If you are the executor or administrator of the deceased person's estate, debt collectors can contact you to discuss the deceased person's debts. Debt collectors are not allowed to say or hint that you are responsible for paying the debts with your own money.

Can creditors go after beneficiaries? ›

When a person dies, creditors can hold their estate and/or trust responsible for paying their outstanding debts. Similarly, creditors may be able to collect payment for the outstanding debts of beneficiaries from the distributions they receive from the trustee or executor/administrator.

What type of debt Cannot be erased? ›

Filing for Chapter 7 bankruptcy eliminates credit card debt, medical bills and unsecured loans; however, there are some debts that cannot be discharged. Those debts include child support, spousal support obligations, student loans, judgments for damages resulting from drunk driving accidents, and most unpaid taxes.
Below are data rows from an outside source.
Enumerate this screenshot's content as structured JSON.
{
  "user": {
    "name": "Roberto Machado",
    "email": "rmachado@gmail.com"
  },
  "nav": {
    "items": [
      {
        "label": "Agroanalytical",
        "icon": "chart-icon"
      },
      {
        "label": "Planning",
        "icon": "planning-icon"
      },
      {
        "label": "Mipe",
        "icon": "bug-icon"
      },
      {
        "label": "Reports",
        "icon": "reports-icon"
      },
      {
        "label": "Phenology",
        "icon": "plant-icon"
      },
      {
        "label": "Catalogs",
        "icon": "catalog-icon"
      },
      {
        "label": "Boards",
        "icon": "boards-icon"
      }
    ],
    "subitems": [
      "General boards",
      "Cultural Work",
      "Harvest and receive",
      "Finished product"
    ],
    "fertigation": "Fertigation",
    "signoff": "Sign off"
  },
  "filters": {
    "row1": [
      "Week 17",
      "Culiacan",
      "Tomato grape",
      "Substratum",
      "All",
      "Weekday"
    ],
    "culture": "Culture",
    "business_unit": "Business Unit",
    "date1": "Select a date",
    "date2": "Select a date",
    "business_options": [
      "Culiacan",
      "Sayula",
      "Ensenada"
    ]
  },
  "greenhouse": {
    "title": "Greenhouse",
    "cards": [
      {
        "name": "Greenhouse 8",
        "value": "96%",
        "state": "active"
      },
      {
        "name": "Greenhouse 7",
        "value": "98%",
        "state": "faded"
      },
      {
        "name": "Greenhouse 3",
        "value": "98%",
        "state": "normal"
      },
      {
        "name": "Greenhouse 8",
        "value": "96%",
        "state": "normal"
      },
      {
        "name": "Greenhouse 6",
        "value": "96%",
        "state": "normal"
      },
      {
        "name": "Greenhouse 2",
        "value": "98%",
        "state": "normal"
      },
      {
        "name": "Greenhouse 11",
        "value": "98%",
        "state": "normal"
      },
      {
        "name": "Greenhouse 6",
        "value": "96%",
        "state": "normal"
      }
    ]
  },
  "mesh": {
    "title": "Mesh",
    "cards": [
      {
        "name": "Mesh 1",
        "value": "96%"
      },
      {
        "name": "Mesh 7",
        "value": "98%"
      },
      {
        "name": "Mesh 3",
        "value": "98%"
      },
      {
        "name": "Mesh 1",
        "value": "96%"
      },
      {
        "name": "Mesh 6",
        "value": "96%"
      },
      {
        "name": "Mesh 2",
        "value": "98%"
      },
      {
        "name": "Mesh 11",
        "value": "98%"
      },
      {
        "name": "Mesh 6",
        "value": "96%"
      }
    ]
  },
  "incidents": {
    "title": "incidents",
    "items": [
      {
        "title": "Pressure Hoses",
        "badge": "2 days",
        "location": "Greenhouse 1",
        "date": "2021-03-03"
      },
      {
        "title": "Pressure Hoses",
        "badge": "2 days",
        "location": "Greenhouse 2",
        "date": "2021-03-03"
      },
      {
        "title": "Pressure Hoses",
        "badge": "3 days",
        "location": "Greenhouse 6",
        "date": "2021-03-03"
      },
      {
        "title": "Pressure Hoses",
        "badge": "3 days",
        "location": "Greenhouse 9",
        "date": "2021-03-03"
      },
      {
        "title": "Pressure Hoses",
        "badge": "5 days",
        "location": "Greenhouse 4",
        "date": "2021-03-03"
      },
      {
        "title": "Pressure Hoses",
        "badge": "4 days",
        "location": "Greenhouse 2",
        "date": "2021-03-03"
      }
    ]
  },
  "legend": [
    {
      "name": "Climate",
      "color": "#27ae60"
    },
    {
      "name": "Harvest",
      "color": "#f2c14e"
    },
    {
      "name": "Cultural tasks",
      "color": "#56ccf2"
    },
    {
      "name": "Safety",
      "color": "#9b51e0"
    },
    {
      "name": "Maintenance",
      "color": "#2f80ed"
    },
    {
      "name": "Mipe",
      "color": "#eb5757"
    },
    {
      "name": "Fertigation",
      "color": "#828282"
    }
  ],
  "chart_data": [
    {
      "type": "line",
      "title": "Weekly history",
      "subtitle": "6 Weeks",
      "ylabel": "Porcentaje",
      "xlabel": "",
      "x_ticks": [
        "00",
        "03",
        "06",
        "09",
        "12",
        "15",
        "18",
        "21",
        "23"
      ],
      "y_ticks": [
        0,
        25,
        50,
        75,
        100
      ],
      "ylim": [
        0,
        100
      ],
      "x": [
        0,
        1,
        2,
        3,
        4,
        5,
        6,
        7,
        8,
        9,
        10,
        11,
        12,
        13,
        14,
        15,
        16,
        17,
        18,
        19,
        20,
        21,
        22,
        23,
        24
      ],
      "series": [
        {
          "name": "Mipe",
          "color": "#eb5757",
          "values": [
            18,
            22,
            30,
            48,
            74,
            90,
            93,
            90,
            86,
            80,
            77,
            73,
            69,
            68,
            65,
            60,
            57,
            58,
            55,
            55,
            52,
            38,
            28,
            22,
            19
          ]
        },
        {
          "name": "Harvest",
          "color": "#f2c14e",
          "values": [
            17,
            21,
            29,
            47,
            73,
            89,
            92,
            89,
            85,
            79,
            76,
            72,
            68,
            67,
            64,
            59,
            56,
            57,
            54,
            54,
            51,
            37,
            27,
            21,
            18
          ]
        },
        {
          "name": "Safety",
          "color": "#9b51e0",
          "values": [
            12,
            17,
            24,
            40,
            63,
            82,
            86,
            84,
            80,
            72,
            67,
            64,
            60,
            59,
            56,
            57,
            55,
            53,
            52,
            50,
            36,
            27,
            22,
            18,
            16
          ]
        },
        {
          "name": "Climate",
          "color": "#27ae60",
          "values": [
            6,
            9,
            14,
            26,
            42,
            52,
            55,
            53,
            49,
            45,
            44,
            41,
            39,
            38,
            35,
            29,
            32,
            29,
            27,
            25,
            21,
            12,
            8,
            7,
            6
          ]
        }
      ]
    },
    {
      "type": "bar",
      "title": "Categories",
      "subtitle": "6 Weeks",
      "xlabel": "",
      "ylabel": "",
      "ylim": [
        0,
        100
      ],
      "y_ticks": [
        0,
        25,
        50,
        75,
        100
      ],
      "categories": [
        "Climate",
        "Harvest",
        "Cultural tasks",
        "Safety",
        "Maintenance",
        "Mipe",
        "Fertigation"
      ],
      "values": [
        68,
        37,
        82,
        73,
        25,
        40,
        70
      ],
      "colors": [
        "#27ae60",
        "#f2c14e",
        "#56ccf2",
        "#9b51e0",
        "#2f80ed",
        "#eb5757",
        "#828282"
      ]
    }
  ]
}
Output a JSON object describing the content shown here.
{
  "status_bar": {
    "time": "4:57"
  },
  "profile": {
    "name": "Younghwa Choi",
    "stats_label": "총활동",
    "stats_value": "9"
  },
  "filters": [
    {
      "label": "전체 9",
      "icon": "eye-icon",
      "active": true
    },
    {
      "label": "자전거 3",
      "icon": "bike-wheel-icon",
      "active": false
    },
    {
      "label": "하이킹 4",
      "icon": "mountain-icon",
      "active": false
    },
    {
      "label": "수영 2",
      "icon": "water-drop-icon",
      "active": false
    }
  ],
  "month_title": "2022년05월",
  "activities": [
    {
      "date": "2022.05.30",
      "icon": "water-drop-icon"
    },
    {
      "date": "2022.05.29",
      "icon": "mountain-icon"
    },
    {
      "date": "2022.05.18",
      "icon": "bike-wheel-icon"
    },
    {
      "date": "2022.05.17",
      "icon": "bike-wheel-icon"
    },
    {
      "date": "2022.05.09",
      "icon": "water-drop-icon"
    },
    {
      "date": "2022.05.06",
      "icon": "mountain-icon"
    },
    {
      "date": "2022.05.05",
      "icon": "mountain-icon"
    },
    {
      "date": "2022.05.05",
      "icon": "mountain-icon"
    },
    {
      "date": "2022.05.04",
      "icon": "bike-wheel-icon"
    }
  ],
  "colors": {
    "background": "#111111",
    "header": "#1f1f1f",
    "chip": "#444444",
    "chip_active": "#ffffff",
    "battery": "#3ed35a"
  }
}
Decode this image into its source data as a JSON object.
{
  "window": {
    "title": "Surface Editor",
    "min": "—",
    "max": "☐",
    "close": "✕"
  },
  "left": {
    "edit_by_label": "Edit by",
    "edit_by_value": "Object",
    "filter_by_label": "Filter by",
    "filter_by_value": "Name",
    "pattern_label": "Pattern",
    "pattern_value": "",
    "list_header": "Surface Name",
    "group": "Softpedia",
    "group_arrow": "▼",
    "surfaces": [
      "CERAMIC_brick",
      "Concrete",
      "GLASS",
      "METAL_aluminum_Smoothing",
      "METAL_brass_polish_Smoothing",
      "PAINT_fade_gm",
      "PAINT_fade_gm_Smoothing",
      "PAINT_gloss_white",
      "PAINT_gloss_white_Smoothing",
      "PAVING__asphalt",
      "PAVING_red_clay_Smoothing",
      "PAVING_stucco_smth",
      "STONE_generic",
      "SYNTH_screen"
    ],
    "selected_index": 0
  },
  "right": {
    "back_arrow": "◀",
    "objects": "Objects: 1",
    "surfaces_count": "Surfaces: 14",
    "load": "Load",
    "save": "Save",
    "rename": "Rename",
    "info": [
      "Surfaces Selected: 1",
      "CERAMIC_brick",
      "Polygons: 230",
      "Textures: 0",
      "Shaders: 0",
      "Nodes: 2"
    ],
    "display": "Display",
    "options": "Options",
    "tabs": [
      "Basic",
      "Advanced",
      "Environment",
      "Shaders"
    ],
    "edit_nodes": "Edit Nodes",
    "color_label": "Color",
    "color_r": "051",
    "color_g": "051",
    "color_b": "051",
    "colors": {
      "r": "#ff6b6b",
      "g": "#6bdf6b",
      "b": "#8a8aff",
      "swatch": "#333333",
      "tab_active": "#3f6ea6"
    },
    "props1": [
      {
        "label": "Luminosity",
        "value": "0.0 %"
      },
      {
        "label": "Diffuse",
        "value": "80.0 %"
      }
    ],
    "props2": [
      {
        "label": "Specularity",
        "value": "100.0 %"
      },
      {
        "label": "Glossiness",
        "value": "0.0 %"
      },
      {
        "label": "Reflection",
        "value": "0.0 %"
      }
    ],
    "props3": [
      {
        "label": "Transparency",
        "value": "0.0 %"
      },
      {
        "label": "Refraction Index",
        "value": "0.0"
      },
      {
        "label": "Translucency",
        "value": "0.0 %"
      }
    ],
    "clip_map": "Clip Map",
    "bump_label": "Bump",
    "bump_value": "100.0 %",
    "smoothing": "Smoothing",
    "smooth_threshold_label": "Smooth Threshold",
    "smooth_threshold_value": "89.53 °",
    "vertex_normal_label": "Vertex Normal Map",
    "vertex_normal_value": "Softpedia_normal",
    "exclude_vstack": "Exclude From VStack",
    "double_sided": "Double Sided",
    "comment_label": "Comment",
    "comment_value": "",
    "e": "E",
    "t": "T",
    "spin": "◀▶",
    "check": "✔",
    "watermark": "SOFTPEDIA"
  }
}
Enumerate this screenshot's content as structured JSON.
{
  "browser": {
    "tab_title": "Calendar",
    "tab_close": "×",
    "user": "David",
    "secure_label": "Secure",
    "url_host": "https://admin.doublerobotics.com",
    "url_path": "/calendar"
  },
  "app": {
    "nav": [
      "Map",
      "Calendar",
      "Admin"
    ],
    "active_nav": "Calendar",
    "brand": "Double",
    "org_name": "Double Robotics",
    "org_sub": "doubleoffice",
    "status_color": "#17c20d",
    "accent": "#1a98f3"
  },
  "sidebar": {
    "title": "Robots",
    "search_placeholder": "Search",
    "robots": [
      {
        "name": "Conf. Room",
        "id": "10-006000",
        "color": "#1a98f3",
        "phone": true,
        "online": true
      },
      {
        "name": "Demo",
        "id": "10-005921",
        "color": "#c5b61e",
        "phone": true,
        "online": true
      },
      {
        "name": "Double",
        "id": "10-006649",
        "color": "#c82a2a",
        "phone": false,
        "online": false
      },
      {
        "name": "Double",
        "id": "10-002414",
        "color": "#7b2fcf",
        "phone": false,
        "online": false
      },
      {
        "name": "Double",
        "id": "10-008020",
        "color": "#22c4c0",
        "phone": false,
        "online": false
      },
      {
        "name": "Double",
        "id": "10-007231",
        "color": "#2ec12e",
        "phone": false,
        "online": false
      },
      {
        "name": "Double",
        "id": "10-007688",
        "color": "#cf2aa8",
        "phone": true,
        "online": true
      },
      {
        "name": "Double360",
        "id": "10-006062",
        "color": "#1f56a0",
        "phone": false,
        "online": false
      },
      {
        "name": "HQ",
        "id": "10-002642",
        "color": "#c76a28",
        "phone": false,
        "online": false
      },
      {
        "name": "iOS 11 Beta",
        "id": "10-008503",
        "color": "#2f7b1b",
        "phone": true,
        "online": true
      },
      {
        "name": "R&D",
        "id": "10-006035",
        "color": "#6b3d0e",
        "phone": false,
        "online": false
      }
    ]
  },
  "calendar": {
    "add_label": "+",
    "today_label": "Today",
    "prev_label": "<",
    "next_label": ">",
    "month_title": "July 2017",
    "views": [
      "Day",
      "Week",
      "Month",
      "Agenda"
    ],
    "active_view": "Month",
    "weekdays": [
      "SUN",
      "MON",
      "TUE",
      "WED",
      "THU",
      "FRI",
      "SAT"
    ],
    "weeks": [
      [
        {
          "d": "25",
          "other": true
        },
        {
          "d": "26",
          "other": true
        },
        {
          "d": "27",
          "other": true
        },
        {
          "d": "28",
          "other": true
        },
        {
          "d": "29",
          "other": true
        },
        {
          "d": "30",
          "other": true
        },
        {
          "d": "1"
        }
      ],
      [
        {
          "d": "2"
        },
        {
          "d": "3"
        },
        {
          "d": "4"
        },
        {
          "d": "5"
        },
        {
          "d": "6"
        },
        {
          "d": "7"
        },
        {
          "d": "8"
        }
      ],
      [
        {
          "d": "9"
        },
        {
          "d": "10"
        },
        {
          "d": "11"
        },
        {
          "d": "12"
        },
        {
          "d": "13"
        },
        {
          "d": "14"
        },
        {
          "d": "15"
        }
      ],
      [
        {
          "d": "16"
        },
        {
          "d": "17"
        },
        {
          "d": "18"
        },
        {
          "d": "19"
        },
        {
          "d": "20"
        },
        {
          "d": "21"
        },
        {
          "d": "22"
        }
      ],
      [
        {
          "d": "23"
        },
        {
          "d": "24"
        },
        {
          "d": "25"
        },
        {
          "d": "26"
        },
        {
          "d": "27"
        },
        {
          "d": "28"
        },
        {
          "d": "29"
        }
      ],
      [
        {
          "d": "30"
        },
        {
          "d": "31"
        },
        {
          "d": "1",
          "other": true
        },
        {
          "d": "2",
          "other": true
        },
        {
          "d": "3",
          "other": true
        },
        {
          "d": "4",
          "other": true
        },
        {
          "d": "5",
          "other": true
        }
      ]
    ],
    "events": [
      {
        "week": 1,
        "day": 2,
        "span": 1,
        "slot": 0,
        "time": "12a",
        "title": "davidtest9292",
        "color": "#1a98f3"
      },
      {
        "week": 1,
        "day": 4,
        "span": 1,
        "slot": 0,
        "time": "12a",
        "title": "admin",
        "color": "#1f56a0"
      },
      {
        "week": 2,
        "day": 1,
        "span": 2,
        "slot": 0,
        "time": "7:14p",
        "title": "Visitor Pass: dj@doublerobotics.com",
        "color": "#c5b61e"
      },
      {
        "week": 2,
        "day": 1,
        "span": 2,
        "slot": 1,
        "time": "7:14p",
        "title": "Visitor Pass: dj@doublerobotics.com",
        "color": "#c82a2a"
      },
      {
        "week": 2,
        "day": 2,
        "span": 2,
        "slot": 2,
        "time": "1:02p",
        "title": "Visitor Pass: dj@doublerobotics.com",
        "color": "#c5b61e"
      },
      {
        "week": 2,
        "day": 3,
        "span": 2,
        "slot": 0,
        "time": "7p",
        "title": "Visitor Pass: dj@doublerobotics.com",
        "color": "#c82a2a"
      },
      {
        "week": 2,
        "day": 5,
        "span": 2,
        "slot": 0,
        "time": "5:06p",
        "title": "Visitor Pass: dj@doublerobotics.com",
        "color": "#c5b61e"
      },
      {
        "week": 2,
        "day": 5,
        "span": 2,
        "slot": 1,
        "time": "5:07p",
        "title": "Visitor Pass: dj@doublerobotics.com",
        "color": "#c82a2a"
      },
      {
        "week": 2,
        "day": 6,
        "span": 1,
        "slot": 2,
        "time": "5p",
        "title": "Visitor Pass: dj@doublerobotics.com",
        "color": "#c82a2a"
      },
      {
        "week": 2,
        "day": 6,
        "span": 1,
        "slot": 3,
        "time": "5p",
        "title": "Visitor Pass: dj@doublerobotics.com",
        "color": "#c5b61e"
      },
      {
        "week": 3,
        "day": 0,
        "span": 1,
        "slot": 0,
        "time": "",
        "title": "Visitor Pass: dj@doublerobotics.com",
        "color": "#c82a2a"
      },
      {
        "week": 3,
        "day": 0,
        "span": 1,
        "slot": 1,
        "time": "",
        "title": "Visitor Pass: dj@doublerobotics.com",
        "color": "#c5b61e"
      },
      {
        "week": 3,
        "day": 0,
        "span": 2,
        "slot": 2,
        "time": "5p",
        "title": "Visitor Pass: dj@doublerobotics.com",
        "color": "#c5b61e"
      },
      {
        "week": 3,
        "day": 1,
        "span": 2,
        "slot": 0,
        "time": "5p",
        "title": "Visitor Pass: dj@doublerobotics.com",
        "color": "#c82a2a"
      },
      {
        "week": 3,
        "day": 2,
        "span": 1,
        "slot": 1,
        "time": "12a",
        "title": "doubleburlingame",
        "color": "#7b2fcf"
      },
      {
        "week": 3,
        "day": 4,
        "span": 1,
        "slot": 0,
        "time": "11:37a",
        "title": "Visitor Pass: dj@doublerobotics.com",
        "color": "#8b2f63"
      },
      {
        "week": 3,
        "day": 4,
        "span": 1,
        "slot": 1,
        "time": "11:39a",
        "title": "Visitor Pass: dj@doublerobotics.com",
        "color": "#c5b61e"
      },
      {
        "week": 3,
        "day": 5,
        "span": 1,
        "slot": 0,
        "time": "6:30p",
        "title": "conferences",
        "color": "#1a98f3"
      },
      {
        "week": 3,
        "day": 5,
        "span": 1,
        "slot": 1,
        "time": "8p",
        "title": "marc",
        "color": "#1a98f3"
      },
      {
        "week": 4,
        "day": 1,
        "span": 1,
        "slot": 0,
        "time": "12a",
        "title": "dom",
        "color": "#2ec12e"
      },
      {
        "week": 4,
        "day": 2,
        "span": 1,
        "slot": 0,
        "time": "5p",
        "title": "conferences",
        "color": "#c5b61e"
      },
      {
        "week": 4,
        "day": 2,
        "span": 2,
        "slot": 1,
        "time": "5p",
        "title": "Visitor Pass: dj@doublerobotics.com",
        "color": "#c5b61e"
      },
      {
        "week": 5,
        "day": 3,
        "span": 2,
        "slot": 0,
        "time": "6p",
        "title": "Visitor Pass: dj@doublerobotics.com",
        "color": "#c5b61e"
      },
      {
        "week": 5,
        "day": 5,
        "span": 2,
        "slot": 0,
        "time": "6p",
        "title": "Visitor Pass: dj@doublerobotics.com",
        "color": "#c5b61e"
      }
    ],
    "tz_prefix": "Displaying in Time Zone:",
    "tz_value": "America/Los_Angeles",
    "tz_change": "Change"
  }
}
What assets are protected from creditors after death? ›

Retirement Accounts, Insurance, Trusts

Retirement account assets and insurance proceeds with designated beneficiaries are treated differently than other assets and provide more protection from creditors.

What debt is unforgivable? ›

Regardless of whether you're seeking out a Chapter 7 or a Chapter 13 bankruptcy, not all debt is eligible for discharge. For example, taxes, spousal support, child support, alimony and government-backed student loans can't be discharged in bankruptcy.

Can creditors go after family members? ›

Similarly, creditors do not have the right to go after the assets of parents, children (for instance, child support), siblings, or any other family members.